Our Flag Means Lots of Stabbing
Black Flag has long been "the good Assassin's Creed game*" as well as "the good pirates game" in my memory, so when Our Flag Means Death reignited my child-like (or Stede Bonnet-like, if you prefer) fascination with the pirate life, it only felt natural to dive back into Edward Kenway's misadventure.
(*) Did you know?: Ubisoft has continued to make even more Assassin's Creed games! And, believe it or not, the modern-era Abstergo plot is still part of them. Wow!
The question is: has Assassin's Creed IV aged well? And the answer is, well, kinda.
In terms of technology -- yes, surprisingly, AC4's engine and features feel competitive with modern open-world games. The graphical fidelity of the open sea is pretty phenomenal, dynamic navmesh during ship-to-ship combat is still an impressive feat, and while there are frequent annoyances with clambering (Edward climbs the wrong thing) or melee combat (Edward attacks the wrong guy) ... it's not that much worse than recent titles like Red Dead, Tsushima, and Horizon.
There are a couple notable quirks: a "security measure" requires your Ubisoft password every damn time you start the game, and there's no cloud saving, as it apparently launched with bugs and was "fixed" by turning it off.
Anyway. The in-game tech holds up, and while the story is garbage, it was just as much garbage "in its time." Checking my notes: Edward is shallow, Assassins are silly, the Juno cult... whatever. At least the narrative isn't a let-down, because I already knew it was dumb.
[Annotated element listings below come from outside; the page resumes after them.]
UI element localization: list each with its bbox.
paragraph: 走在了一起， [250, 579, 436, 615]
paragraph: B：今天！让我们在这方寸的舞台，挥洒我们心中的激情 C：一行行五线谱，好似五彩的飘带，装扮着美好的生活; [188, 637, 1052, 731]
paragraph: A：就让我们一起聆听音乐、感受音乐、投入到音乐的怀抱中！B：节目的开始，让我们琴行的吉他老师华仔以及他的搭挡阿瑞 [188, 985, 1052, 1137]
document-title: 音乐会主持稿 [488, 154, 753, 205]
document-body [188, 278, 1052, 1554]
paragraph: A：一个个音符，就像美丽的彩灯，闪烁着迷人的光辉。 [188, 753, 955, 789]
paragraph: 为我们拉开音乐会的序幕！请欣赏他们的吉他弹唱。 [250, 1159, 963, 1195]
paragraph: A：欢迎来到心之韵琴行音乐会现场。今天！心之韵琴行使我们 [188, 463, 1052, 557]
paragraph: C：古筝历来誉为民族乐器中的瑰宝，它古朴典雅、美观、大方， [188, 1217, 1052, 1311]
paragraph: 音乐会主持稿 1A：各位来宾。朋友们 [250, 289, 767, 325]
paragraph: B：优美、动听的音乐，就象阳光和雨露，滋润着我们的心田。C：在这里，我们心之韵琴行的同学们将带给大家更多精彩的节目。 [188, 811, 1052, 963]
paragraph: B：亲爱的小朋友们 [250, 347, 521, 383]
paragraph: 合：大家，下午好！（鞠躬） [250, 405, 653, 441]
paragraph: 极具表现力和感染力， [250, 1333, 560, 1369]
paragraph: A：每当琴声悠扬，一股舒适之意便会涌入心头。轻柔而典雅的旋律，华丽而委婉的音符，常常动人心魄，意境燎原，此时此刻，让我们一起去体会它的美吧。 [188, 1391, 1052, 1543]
The part of Black Flag that's aged the most is its mission design: there just aren't that many good ideas in here. Sneaking between cover to infiltrate an enemy camp? Dodging cannon-fire and unleashing broadsides on a man-o-war? These templates work great. Others, like chasing a runner, slowly tailing a mark, boat stealth, or flat-out brawling; these missions just aren't very well-crafted.
In retrospect, that's probably why I got so into the side-activities in Black Flag my first time through; because they're "the good part."
But this time around, I left most of the collectibles and upgrade-treadmill alone because - even 6-7 years after Rogue - I am still burnt out on the Ubisoft game grind. I was plenty satisfied with the amount of yo-ho-ho-ing I'd had by the end of Black Flag's campaign.
Black Flag doesn't need a remaster -- it needs a true successor, an open-world privateer simulator but also compelling characters and exciting story missions. In the meantime, though, it's still "the good pirates game" to beat.
Better than: Red Dead Redemption 2
Not as good as: Horizon Zero Dawn
In retrospect, not better than: Ghost of Tsushima; while Black Flag's core gameplay loop is more fun, exploring this slice of the Caribbean isn't as rewarding as Tsushima.
Progress: finished the story, ~60% completion.